The Employability Gap: What Apprenticeships Make Visible
National Apprenticeship Week highlights a growing shift in how workplace preparedness is understood. Evidence increasingly suggests that academic attainment alone is not enough to prepare young people for modern employment.
Employer research and international education studies consistently point to the same gap. Alongside subject knowledge, employers prioritise decision-making, communication, adaptability, and the ability to apply learning in unfamiliar contexts. The World Economic Forum’s Top 10 Skills for 2025 has shifted over the decades, yet Problem Solving and Creativity remain core skills that we support students in developing through its portfolio section, helping them adapt as career pathways continue to evolve.
Apprenticeships bring this reality into focus. Positioned at the intersection of learning and work, they require young people to translate knowledge into action from the outset.
We know that success in apprenticeships is shaped well before students apply.
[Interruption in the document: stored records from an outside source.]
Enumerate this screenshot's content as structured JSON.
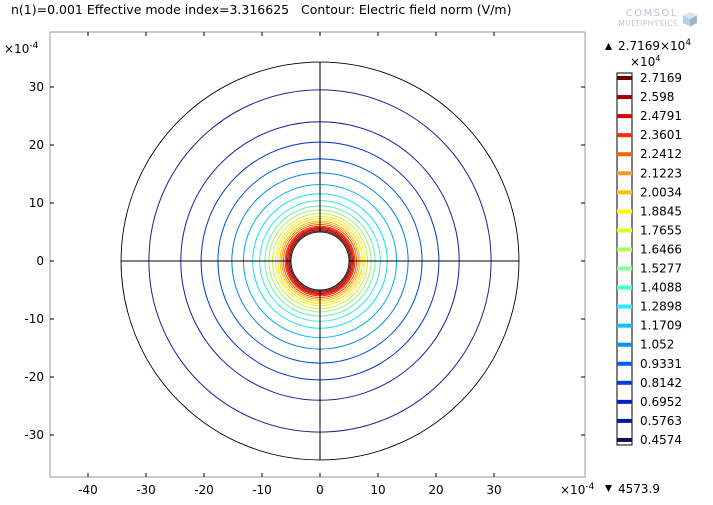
{
  "title": "n(1)=0.001 Effective mode index=3.316625   Contour: Electric field norm (V/m)",
  "logo": {
    "line1": "COMSOL",
    "line2": "MULTIPHYSICS"
  },
  "chart_data": {
    "type": "contour",
    "title": "n(1)=0.001 Effective mode index=3.316625   Contour: Electric field norm (V/m)",
    "x_multiplier": "×10⁻⁴",
    "y_multiplier": "×10⁻⁴",
    "xlim": [
      -47.5,
      46.5
    ],
    "ylim": [
      -37.8,
      37.8
    ],
    "x_ticks": [
      -40,
      -30,
      -20,
      -10,
      0,
      10,
      20,
      30
    ],
    "y_ticks": [
      30,
      20,
      10,
      0,
      -10,
      -20,
      -30
    ],
    "x_tick_labels": [
      "-40",
      "-30",
      "-20",
      "-10",
      "0",
      "10",
      "20",
      "30"
    ],
    "y_tick_labels": [
      "30",
      "20",
      "10",
      "0",
      "-10",
      "-20",
      "-30"
    ],
    "geometry": {
      "outer_boundary_radius": 34.3,
      "inner_hole_radius": 5.0,
      "center": [
        0,
        0
      ]
    },
    "contour_radii": [
      5.2,
      5.4,
      5.6,
      5.8,
      6.0,
      6.3,
      6.6,
      6.9,
      7.3,
      7.7,
      8.2,
      8.8,
      9.5,
      10.4,
      11.6,
      13.2,
      15.2,
      17.6,
      20.5,
      24.0,
      29.5
    ],
    "contour_colors": [
      "#700000",
      "#a00000",
      "#cc0000",
      "#e81000",
      "#f03000",
      "#f86000",
      "#fa9000",
      "#fbc000",
      "#ffe000",
      "#f2f224",
      "#d0f040",
      "#a8f070",
      "#70f0a8",
      "#30f0d8",
      "#10e0f0",
      "#00b0f0",
      "#0080f0",
      "#0050e0",
      "#0030c0",
      "#1a1aa0",
      "#202090"
    ],
    "colorbar": {
      "max_label": "2.7169×10",
      "max_exp": "4",
      "multiplier": "×10",
      "multiplier_exp": "4",
      "min_label": "4573.9",
      "levels": [
        "2.7169",
        "2.598",
        "2.4791",
        "2.3601",
        "2.2412",
        "2.1223",
        "2.0034",
        "1.8845",
        "1.7655",
        "1.6466",
        "1.5277",
        "1.4088",
        "1.2898",
        "1.1709",
        "1.052",
        "0.9331",
        "0.8142",
        "0.6952",
        "0.5763",
        "0.4574"
      ],
      "colors": [
        "#6e0000",
        "#a00000",
        "#d80000",
        "#ff2800",
        "#ff6000",
        "#ff9820",
        "#ffc000",
        "#ffff00",
        "#d8ff20",
        "#a8ff58",
        "#88ff98",
        "#40ffd8",
        "#20f0ff",
        "#10c0ff",
        "#0090ff",
        "#0060f0",
        "#0040e0",
        "#0020d0",
        "#001aa8",
        "#10105e"
      ]
    }
  }
}
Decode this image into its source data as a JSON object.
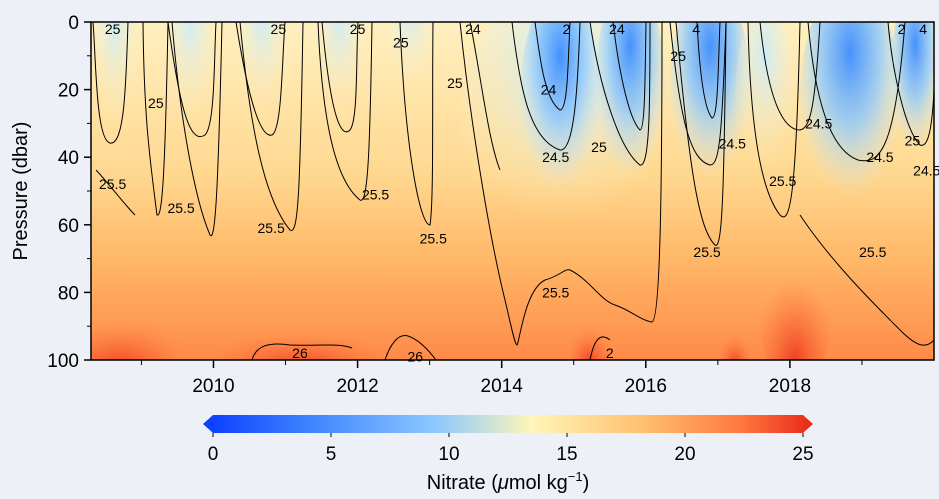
{
  "chart_data": {
    "type": "heatmap",
    "xlabel": "",
    "ylabel": "Pressure (dbar)",
    "colorbar_label_main": "Nitrate (",
    "colorbar_label_mu": "μ",
    "colorbar_label_unit": "mol kg",
    "colorbar_label_sup": "−1",
    "colorbar_label_close": ")",
    "x_range": [
      2008.3,
      2020.0
    ],
    "y_range": [
      0,
      100
    ],
    "y_inverted": true,
    "x_ticks": [
      2010,
      2012,
      2014,
      2016,
      2018
    ],
    "x_tick_labels": [
      "2010",
      "2012",
      "2014",
      "2016",
      "2018"
    ],
    "y_ticks": [
      0,
      20,
      40,
      60,
      80,
      100
    ],
    "y_tick_labels": [
      "0",
      "20",
      "40",
      "60",
      "80",
      "100"
    ],
    "colorbar_range": [
      0,
      25
    ],
    "colorbar_ticks": [
      0,
      5,
      10,
      15,
      20,
      25
    ],
    "colorbar_tick_labels": [
      "0",
      "5",
      "10",
      "15",
      "20",
      "25"
    ],
    "colormap": [
      "#0a3cff",
      "#3c82ff",
      "#8cc8ff",
      "#fff6b8",
      "#ffc070",
      "#ff7840",
      "#e82818"
    ],
    "contour_levels": [
      "24",
      "24.5",
      "25",
      "25.5",
      "26"
    ],
    "contour_labels": [
      {
        "text": "25",
        "x": 2008.6,
        "y": 2
      },
      {
        "text": "25",
        "x": 2009.2,
        "y": 24
      },
      {
        "text": "25",
        "x": 2010.9,
        "y": 2
      },
      {
        "text": "25",
        "x": 2012.0,
        "y": 2
      },
      {
        "text": "25",
        "x": 2012.6,
        "y": 6
      },
      {
        "text": "25",
        "x": 2013.35,
        "y": 18
      },
      {
        "text": "24",
        "x": 2013.6,
        "y": 2
      },
      {
        "text": "24",
        "x": 2014.65,
        "y": 20
      },
      {
        "text": "24",
        "x": 2015.6,
        "y": 2
      },
      {
        "text": "2",
        "x": 2014.9,
        "y": 2
      },
      {
        "text": "25",
        "x": 2015.35,
        "y": 37
      },
      {
        "text": "24.5",
        "x": 2014.75,
        "y": 40
      },
      {
        "text": "25",
        "x": 2016.45,
        "y": 10
      },
      {
        "text": "4",
        "x": 2016.7,
        "y": 2
      },
      {
        "text": "24.5",
        "x": 2017.2,
        "y": 36
      },
      {
        "text": "24.5",
        "x": 2018.4,
        "y": 30
      },
      {
        "text": "24.5",
        "x": 2019.25,
        "y": 40
      },
      {
        "text": "25",
        "x": 2019.7,
        "y": 35
      },
      {
        "text": "24.5",
        "x": 2019.9,
        "y": 44
      },
      {
        "text": "2",
        "x": 2019.55,
        "y": 2
      },
      {
        "text": "4",
        "x": 2019.85,
        "y": 2
      },
      {
        "text": "25.5",
        "x": 2008.6,
        "y": 48
      },
      {
        "text": "25.5",
        "x": 2009.55,
        "y": 55
      },
      {
        "text": "25.5",
        "x": 2010.8,
        "y": 61
      },
      {
        "text": "25.5",
        "x": 2012.25,
        "y": 51
      },
      {
        "text": "25.5",
        "x": 2013.05,
        "y": 64
      },
      {
        "text": "25.5",
        "x": 2014.75,
        "y": 80
      },
      {
        "text": "25.5",
        "x": 2016.85,
        "y": 68
      },
      {
        "text": "25.5",
        "x": 2017.9,
        "y": 47
      },
      {
        "text": "25.5",
        "x": 2019.15,
        "y": 68
      },
      {
        "text": "26",
        "x": 2011.2,
        "y": 98
      },
      {
        "text": "26",
        "x": 2012.8,
        "y": 99
      },
      {
        "text": "2",
        "x": 2015.5,
        "y": 98
      }
    ]
  }
}
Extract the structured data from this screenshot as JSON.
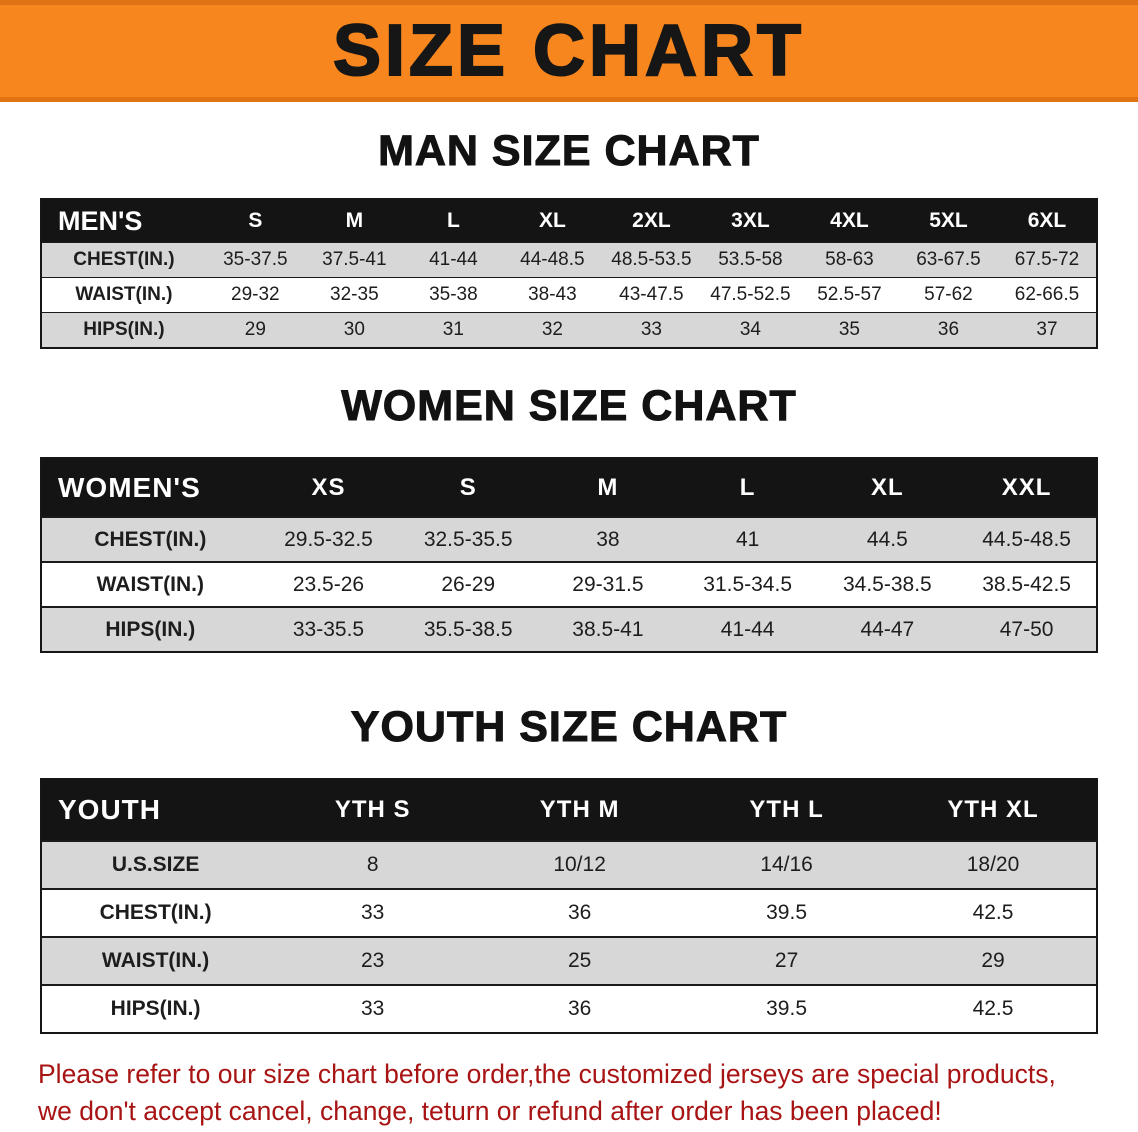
{
  "banner": {
    "title": "SIZE CHART"
  },
  "headings": {
    "men": "MAN SIZE CHART",
    "women": "WOMEN SIZE CHART",
    "youth": "YOUTH SIZE CHART"
  },
  "tables": {
    "men": {
      "header": [
        "MEN'S",
        "S",
        "M",
        "L",
        "XL",
        "2XL",
        "3XL",
        "4XL",
        "5XL",
        "6XL"
      ],
      "rows": [
        {
          "label": "CHEST(IN.)",
          "values": [
            "35-37.5",
            "37.5-41",
            "41-44",
            "44-48.5",
            "48.5-53.5",
            "53.5-58",
            "58-63",
            "63-67.5",
            "67.5-72"
          ]
        },
        {
          "label": "WAIST(IN.)",
          "values": [
            "29-32",
            "32-35",
            "35-38",
            "38-43",
            "43-47.5",
            "47.5-52.5",
            "52.5-57",
            "57-62",
            "62-66.5"
          ]
        },
        {
          "label": "HIPS(IN.)",
          "values": [
            "29",
            "30",
            "31",
            "32",
            "33",
            "34",
            "35",
            "36",
            "37"
          ]
        }
      ]
    },
    "women": {
      "header": [
        "WOMEN'S",
        "XS",
        "S",
        "M",
        "L",
        "XL",
        "XXL"
      ],
      "rows": [
        {
          "label": "CHEST(IN.)",
          "values": [
            "29.5-32.5",
            "32.5-35.5",
            "38",
            "41",
            "44.5",
            "44.5-48.5"
          ]
        },
        {
          "label": "WAIST(IN.)",
          "values": [
            "23.5-26",
            "26-29",
            "29-31.5",
            "31.5-34.5",
            "34.5-38.5",
            "38.5-42.5"
          ]
        },
        {
          "label": "HIPS(IN.)",
          "values": [
            "33-35.5",
            "35.5-38.5",
            "38.5-41",
            "41-44",
            "44-47",
            "47-50"
          ]
        }
      ]
    },
    "youth": {
      "header": [
        "YOUTH",
        "YTH S",
        "YTH M",
        "YTH L",
        "YTH XL"
      ],
      "rows": [
        {
          "label": "U.S.SIZE",
          "values": [
            "8",
            "10/12",
            "14/16",
            "18/20"
          ]
        },
        {
          "label": "CHEST(IN.)",
          "values": [
            "33",
            "36",
            "39.5",
            "42.5"
          ]
        },
        {
          "label": "WAIST(IN.)",
          "values": [
            "23",
            "25",
            "27",
            "29"
          ]
        },
        {
          "label": "HIPS(IN.)",
          "values": [
            "33",
            "36",
            "39.5",
            "42.5"
          ]
        }
      ]
    }
  },
  "disclaimer": {
    "line1": "Please refer to our size chart before order,the customized jerseys are special products,",
    "line2": "we don't accept cancel, change, teturn or refund after order has been placed!"
  }
}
It reflects prior experience of working with accountability, navigating ambiguity, responding to feedback and applying learning in unfamiliar contexts. Academic attainment matters, but without these experiences, it does not fully equip students for the demands of apprenticeship pathways.
Our Learning Architecture reinforces this view. When learning experiences are sequenced to include real world problem solving, decision making, reflection and increasing levels of autonomy, students are more likely to retain knowledge and apply it confidently in new settings. These principles help explain why learners who have practised applied learning transition more successfully into work based pathways.
National Apprenticeship Week is therefore not only a celebration of alternative routes into employment. Over the years, the value of apprenticeships has become increasingly clear. By providing students with holistic learning experiences that combine knowledge, applied skills, and decision-making, we equip them to move beyond school ready to meet the demands of the future with confidence.